I didn't go into details, I know the majority have said I should have but I didn't.
She knows it was all him. She hadn't told him about my affair or anything. He's just an absolute prick.

She text him saying I'd told him everything, apparently he's in tears at home, shitting himself no doubt.
I did tell her about the bottom groping. It was a very uncomfortable conversation.
According to her he never cries so he must be having a break down or something...they need to spend more time together without the kids...it's all crap but I really don't want to get involved further.

If she pushes me again I will give her detail. For now I think she's happy to stick her head in the sand. So sad that this friendship will obviously fizzle and I'll lose her.

OP posts:
JustDrive · 29/12/2013 23:57

I'm so angry with that fucking toss pot.

OP posts:
CailinDana · 29/12/2013 23:57

Good on you for telling her. It's good she believed you but sad that she's going to do the "working on it" dance - you know the one where the woman whizzes around rewarding her cheating shithead with more sex and attention - before eventually seeing sense.

Fairenuff · 30/12/2013 00:02

Actually OP I think your friendship could become closer. You know what her dh is like and if she needs someone to talk to, she could come to you, if you are ok with that.

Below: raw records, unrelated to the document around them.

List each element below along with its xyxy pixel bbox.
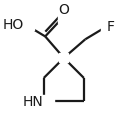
Text: HN: HN — [23, 94, 44, 108]
Text: F: F — [107, 20, 115, 34]
Text: HO: HO — [2, 17, 24, 31]
Bar — [101, 21, 112, 33]
Bar — [58, 11, 70, 23]
Text: O: O — [58, 3, 69, 17]
Bar — [14, 18, 34, 30]
Bar — [34, 95, 54, 107]
Bar — [59, 54, 68, 63]
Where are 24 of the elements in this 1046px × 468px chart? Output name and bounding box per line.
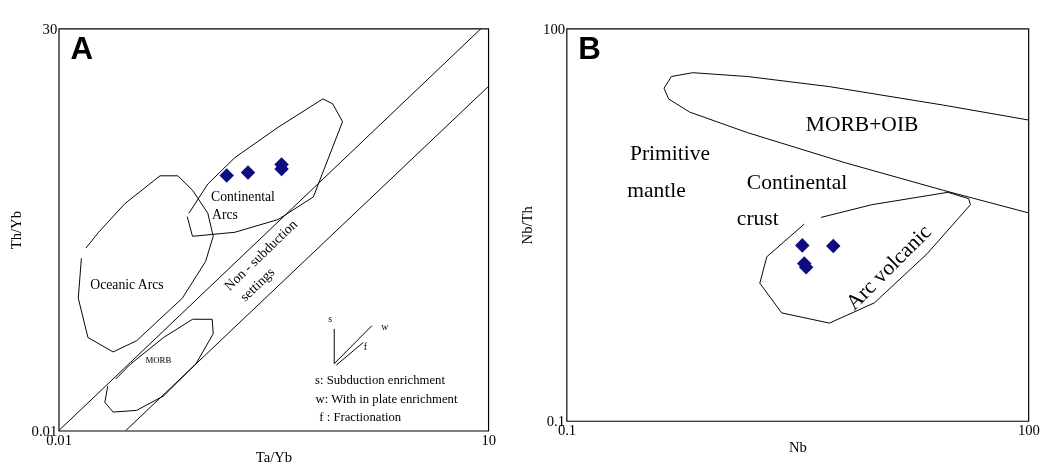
y-axis-title: Nb/Th xyxy=(519,205,536,245)
x-tick-label: 100 xyxy=(1017,422,1040,439)
annotation: MORB+OIB xyxy=(805,111,919,136)
annotation: f : Fractionation xyxy=(319,409,402,424)
annotation: mantle xyxy=(627,178,686,203)
y-tick-label: 30 xyxy=(42,20,58,37)
annotation: w: With in plate enrichment xyxy=(315,391,458,406)
x-tick-label: 10 xyxy=(481,431,497,448)
annotation: crust xyxy=(736,205,779,230)
annotation: Continental xyxy=(746,170,848,195)
annotation: Arcs xyxy=(212,207,238,223)
chart-title: B xyxy=(578,30,601,66)
annotation: Oceanic Arcs xyxy=(90,276,164,292)
x-axis-title: Ta/Yb xyxy=(255,448,293,465)
annotation: s: Subduction enrichment xyxy=(315,372,446,387)
annotation: w xyxy=(381,320,390,332)
annotation: MORB xyxy=(145,355,172,366)
annotation: s xyxy=(328,312,333,324)
y-axis-title: Th/Yb xyxy=(7,211,24,250)
annotation: f xyxy=(363,340,368,352)
annotation: Primitive xyxy=(629,140,711,165)
chart-title: A xyxy=(70,30,94,66)
x-axis-title: Nb xyxy=(788,438,807,455)
annotation: Continental xyxy=(211,188,276,204)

TensionWheelsCoolHeels · 30/12/2013 00:05

I wouldn't be so quick to write the friendship off OP. Hers is unlikely to be a relationship that'll go the distance given his 'habit' of harassing/groping/assaulting her friends. If she doesn't come to her senses over what's happened to date, she'll likely have to do so when he does it to someone who does go to the police over his disgusting behaviour. You might well be someone she will turn to at some point when the shit hits the fan. By all means, cool things/keep your distance if it makes you uncomfortable (understandably) but I don't think she's got a long term future with that letch.